Histopathological observation of regional image guided tissue samples based on ferumoxytol and gadolinium contrast enhancing patterns. Standard of care stereotactic tissue sampling was performed in 3 patients with IDH-1 wild type glioblastoma at the time of initial diagnosis or at the time of disease recurrence. Tissue samples were classified by the presence of gadolinium (Gd, left column) or ferumoxytol (Fe, middle left column) contrast enhancement (CE). Tissue specimens were histopathologically characterized for the presence of tumor and microvascular proliferation (hematoxylin and eosin; middle right column; 100 μm scale bar) and the presence of activated microglia/macrophage (ionized calcium binding adaptor molecule 1 [Iba-1; 50 μm scale bar]).

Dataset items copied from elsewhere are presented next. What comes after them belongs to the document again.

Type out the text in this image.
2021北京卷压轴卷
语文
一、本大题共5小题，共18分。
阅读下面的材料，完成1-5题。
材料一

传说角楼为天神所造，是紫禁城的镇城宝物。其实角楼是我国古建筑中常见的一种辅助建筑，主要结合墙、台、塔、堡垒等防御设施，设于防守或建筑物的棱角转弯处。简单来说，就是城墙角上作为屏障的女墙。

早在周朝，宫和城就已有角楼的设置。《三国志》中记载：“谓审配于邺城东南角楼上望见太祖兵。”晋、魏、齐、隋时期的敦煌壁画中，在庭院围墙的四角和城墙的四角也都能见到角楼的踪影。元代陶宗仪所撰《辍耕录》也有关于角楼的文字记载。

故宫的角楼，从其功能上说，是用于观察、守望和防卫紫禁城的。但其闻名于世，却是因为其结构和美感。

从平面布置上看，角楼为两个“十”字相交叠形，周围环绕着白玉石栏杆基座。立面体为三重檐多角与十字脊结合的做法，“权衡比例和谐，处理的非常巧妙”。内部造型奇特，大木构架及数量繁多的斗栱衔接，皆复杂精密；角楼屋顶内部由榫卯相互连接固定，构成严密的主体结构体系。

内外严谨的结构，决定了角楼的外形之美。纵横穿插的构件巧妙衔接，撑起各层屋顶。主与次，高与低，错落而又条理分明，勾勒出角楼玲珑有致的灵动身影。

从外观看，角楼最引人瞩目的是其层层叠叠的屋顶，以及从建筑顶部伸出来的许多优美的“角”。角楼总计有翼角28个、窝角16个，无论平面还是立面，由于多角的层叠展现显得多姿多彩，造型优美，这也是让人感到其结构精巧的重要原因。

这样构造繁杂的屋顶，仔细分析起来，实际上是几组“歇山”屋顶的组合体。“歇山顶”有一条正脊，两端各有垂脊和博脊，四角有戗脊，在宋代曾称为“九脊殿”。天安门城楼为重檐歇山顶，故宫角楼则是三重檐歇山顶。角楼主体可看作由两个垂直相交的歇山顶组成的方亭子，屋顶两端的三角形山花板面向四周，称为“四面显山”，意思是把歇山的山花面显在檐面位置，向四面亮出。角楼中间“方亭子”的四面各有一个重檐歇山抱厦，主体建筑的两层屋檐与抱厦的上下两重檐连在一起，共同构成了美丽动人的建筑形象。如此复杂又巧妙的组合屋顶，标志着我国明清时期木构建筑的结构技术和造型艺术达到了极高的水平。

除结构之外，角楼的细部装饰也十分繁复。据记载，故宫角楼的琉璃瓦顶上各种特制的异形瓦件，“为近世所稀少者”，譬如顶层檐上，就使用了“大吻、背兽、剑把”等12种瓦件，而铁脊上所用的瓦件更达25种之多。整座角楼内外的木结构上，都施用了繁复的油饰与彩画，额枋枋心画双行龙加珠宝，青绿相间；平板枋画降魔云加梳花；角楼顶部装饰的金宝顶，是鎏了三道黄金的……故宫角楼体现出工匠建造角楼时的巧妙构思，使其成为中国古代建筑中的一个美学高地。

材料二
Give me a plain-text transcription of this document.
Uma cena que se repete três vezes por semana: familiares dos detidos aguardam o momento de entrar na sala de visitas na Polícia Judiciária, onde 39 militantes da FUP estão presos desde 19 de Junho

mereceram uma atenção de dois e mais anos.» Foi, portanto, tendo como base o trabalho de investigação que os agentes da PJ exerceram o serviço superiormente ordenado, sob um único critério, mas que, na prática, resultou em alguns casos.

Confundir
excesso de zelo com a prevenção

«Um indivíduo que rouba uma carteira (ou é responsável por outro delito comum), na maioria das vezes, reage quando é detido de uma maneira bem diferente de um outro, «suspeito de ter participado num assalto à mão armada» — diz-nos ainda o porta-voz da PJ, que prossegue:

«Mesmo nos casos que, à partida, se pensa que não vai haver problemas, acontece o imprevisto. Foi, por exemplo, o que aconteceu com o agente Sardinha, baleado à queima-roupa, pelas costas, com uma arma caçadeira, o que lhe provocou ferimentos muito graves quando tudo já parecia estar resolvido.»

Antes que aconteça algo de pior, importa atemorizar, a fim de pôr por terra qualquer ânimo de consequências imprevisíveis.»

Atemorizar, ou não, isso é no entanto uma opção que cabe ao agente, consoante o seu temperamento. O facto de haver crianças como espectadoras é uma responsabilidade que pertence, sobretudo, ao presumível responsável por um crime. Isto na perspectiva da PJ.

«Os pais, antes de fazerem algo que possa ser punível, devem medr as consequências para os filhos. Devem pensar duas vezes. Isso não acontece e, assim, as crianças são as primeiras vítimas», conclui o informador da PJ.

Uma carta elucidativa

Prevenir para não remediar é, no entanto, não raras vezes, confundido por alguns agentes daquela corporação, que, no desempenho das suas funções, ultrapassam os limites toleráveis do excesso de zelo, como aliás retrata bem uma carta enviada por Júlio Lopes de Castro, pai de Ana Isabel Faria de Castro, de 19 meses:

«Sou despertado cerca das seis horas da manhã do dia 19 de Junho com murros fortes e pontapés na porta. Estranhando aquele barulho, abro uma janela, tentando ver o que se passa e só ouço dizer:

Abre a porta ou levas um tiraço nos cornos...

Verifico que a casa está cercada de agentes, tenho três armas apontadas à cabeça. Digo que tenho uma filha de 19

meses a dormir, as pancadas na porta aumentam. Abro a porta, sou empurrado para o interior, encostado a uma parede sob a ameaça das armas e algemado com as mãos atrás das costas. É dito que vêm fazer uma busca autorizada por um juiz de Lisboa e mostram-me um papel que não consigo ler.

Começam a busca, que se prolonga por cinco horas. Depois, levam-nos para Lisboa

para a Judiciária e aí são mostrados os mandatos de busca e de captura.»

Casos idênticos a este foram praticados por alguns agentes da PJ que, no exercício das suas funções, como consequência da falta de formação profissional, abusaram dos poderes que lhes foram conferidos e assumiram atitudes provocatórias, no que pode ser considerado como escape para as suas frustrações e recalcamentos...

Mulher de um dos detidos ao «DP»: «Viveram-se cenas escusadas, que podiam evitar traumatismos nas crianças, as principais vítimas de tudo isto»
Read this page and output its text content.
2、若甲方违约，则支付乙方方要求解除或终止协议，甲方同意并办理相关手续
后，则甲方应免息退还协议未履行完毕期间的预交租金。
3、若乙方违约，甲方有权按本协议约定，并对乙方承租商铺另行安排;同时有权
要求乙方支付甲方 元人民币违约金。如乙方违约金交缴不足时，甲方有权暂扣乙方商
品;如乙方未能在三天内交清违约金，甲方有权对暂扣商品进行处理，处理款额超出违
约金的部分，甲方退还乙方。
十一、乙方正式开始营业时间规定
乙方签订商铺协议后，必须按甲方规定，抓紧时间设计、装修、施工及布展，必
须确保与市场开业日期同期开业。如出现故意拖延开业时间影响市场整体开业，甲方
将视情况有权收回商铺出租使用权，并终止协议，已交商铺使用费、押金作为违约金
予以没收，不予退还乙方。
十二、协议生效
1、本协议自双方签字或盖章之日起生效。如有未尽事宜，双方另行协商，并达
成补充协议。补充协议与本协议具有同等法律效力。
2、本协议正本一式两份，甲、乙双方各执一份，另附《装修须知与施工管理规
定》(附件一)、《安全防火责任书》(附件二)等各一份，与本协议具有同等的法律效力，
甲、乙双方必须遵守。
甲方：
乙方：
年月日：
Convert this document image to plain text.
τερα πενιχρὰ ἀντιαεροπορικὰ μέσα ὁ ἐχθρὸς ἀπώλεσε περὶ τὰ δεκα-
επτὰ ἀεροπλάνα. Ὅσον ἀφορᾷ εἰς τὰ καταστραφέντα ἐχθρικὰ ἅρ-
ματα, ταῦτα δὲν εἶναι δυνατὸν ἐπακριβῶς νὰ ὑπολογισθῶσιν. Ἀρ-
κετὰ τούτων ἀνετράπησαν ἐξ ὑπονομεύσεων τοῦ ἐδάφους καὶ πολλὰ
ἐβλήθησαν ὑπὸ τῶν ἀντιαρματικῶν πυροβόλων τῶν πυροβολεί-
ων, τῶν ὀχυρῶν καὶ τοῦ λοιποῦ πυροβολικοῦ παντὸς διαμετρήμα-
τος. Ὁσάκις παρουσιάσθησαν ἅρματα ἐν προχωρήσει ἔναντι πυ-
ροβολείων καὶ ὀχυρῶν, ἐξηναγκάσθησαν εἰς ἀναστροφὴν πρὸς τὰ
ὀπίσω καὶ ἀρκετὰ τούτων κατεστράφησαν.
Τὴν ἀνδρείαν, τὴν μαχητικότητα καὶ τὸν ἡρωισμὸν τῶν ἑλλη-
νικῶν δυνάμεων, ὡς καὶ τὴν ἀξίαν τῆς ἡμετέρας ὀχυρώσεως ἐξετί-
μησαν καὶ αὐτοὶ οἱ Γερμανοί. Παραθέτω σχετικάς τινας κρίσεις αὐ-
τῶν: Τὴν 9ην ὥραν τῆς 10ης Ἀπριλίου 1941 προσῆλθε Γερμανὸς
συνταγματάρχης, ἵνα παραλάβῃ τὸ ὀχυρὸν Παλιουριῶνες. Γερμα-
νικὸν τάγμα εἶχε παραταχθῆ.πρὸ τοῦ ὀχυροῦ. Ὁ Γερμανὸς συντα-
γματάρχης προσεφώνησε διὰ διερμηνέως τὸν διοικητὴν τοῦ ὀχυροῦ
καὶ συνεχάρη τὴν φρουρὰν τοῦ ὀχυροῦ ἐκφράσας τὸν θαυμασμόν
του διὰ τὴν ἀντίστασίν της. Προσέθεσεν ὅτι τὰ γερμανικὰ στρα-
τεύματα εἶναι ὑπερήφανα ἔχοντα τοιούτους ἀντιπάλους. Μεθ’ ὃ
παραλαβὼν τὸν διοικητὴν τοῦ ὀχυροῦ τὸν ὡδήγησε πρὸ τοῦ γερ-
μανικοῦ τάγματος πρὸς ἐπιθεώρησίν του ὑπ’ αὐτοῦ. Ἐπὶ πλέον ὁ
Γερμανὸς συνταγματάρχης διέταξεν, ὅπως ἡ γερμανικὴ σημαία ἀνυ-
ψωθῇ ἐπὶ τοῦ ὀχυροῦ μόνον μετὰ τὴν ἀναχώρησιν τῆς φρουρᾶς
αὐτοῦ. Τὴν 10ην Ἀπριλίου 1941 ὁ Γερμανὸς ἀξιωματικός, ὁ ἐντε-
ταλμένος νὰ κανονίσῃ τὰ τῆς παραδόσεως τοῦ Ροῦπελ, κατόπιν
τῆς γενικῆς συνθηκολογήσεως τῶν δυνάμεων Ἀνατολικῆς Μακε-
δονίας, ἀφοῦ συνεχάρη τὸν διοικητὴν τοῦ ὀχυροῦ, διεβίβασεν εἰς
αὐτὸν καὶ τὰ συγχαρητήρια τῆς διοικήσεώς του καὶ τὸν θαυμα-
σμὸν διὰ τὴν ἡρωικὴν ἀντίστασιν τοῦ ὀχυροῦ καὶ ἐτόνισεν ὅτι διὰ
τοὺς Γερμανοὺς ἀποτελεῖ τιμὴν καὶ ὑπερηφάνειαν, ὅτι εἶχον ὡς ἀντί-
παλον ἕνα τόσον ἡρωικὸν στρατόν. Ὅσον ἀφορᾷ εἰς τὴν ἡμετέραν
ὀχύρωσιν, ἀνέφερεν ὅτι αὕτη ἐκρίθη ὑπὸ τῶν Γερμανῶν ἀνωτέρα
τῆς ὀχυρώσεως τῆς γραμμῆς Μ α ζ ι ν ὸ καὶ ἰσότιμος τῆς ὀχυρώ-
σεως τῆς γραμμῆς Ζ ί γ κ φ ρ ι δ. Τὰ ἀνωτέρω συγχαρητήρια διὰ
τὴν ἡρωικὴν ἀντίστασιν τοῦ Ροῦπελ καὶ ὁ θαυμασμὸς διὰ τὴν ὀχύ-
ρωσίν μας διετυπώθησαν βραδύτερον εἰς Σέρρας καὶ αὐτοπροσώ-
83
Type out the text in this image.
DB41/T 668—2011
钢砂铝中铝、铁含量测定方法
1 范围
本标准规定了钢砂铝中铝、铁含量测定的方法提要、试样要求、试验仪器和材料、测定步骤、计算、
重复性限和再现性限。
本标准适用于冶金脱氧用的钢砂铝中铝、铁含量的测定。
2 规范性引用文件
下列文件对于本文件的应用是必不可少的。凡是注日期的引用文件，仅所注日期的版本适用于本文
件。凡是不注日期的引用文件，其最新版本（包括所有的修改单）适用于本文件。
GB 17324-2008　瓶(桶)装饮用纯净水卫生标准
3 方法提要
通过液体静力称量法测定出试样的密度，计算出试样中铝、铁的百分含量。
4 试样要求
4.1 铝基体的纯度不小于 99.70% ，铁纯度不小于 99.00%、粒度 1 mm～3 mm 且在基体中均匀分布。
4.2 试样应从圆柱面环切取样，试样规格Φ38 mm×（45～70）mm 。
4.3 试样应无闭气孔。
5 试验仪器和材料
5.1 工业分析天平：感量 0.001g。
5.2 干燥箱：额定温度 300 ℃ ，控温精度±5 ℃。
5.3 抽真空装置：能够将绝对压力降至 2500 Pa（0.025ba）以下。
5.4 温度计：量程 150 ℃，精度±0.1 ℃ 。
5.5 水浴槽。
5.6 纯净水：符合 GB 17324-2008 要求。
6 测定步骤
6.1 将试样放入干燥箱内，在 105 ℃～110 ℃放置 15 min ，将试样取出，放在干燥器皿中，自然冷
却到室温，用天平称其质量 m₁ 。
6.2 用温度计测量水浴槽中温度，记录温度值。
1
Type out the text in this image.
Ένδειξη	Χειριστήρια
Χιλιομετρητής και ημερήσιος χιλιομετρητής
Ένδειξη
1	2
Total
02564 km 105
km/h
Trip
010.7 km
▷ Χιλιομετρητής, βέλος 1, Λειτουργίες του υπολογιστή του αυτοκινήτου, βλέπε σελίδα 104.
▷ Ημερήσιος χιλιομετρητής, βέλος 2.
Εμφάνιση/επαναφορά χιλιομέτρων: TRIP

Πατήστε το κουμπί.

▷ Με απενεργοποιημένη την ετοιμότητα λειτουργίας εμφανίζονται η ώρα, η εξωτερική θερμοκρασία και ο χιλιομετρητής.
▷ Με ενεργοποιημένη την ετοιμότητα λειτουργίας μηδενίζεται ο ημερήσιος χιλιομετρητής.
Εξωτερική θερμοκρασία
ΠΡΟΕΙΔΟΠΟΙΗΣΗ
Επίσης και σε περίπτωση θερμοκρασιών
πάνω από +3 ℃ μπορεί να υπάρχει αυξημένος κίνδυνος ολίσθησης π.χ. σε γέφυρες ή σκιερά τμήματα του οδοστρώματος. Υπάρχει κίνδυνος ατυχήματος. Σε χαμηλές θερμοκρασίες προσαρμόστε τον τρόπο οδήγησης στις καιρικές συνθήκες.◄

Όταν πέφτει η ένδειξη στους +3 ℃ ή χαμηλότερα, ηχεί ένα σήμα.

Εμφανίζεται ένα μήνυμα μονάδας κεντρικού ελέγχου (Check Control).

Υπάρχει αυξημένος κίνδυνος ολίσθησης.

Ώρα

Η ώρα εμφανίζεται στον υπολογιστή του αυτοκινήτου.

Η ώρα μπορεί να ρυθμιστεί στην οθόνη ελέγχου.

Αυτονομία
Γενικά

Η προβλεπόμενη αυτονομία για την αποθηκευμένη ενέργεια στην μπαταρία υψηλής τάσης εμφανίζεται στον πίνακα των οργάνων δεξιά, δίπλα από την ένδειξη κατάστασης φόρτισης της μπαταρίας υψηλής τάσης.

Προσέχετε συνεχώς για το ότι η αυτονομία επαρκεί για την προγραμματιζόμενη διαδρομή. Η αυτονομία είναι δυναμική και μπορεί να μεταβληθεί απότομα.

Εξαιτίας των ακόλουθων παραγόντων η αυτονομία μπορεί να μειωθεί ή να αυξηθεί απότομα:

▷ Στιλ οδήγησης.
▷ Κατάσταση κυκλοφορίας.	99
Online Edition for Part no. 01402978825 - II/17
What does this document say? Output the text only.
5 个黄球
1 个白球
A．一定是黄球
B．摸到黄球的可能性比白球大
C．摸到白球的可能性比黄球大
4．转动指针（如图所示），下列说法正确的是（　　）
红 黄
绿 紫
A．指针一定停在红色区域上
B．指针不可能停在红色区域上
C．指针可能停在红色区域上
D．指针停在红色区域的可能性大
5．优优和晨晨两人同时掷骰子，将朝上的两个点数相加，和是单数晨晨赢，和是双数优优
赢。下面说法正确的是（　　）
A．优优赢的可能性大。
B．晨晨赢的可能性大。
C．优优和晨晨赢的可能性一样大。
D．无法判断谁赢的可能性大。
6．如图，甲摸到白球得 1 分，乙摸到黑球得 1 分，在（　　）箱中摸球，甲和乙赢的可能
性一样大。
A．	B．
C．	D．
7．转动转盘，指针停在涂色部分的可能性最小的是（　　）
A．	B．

Regions of ferumoxytol contrast enhancement and gadolinium noncontrast enhancement (NCE) were observed in patients with newly diagnosed glioblastoma (top) and disease recurrence (middle). Ferumoxytol-only enhancing regions in patients with newly diagnosed IDH-1 wild type glioblastoma demonstrated infiltrating glioma with low cellularity, delicate vasculature, and activated microglia (white arrows; brown staining Iba-1 cells). Ferumoxytol-only enhancing regions in patients with recurrent IDH-1 wild type glioblastoma demonstrated therapeutic changes evidenced by widespread vascular hyalinization (white arrow head) with scattered macrophages without evidence of viable tumor. Dual contrast enhancing sites (bottom row) appeared biologically similar in the newly diagnosed and disease recurrence setting being characterized by highly cellular tumor with microvascular proliferation (black arrow head) and TAMs with an epithelioid appearance (black arrow).